CITY OF SAN FERNANDO—Not a single centavo has been paid to more than 6,000 agrarian reform beneficiaries in the estate formerly owned by the family of President Aquino in Tarlac province, five years after the Supreme Court ordered Hacienda Luisita Inc. (HLI) to pay them P1.3 billion from the sale of 580.51 hectares there.
The Inquirer confirmed the delay in payments from parties involved in the transaction: HLI, farm worker leader Noel Mallari, supervisor Windsor Andaya, and Alyansa ng mga Manggagawang Bukid sa Asyenda Luisita (Ambala).
The amounts will come from assets acquired by HLI and its subsidiary, Centenary Holdings Inc., from the sale of estate land. But these will be released only at the conclusion of a special audit of these assets that the Supreme Court requires.

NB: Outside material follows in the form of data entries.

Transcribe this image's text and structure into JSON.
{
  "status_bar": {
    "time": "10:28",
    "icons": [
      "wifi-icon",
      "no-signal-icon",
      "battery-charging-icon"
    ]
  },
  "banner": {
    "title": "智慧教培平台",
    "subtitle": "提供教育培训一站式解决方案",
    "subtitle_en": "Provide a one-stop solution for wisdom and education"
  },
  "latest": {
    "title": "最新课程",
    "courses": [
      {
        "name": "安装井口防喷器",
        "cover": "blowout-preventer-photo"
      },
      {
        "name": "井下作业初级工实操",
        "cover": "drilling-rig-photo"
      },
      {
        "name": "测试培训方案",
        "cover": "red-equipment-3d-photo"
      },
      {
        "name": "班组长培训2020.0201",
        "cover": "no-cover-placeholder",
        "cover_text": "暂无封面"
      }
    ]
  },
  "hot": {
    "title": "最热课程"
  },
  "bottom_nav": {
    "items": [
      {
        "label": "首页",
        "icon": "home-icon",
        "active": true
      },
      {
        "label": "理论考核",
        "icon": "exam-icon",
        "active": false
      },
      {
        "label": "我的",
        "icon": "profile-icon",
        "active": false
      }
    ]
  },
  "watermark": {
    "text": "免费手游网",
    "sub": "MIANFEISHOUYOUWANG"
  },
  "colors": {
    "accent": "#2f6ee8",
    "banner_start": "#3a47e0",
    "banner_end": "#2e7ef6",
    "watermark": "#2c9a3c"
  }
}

Agrarian Reform Secretary Virgilio de los Reyes said the high court was resolving a motion for clarification pertaining to the procedures of the audit. The petition was filed by Navarro Amper & Co., a partner of Deloitte, one of the three auditing firms the Supreme Court appointed in January 2014.
Ambala has blamed the delay on HLI, which supposedly appealed to replace Deloitte. But lawyer Antonio Ligon, HLI spokesperson, said the company did not file any motion excluding Deloitte.
“The choice of Deloitte [was made] through the court. Per record, it was Deloitte that filed a clarification. As to the content of the motion, we are not privy [to the details] because HLI has no control over the choice of auditor,” Ligon said.
A notice issued by the Supreme Court about the special audit panel showed that HLI had recommended 10 auditing firms, including Deloitte, through its local partner, Navarro Amper & Co. The auditors were given 90 days to complete their task.
The high court ordered the special audit in a resolution dated Nov. 22, 2011. It also restated its July 5, 2011, decision to uphold the cancellation of the stock distribution option (SDO) began in 1989, as ordered in 2005 by the Presidential Agrarian Reform Council (PARC).
Instead of the SDO, the PARC had directed the distribution of lands to the more than 6,000 stockholders among farm workers.
Asked if the court had received any audit findings, lawyer Theodore Te, assistant court administrator and chief of the Supreme Court’s public information office, said in a text message: “The case is pending so it’s not information that is immediately accessible.”
In a report to the high court on April 14, Agrarian Reform Undersecretary Luis Meinrado Pañgulayan for legal affairs said the agency had no further role with respect to the special audit.
Unyon ng Manggagawa sa Agrikultura, which is assisting Ambala, said the sale of Central Azucarera de Tarlac (CAT) by the Cojuangco family to the Lorenzo family in late 2014 could jeopardize the payment of P1.3 billion to farm workers. CAT is not an asset of HLI, Ligon said.
Mallari, president of the Original 1989 Farmworkers Beneficiaries, said the P1.3 billion was a “matter of life and death” to farm workers as they could use the money to plant cash crops other than sugarcane.
“The Department of Agrarian Reform and the Department of Agriculture have not helped us go into productive farming so many of us are forced to sell the parcels, lease these out, or take out loans. This agrarian reform program is not working,” he said.
Several members of FARM Luisita, another group of tillers in the hacienda, have applied for loans and borrowed equipment from churches, proving that planting corn, vegetables and rice has brought more income than sugarcane growing or leasing out plots.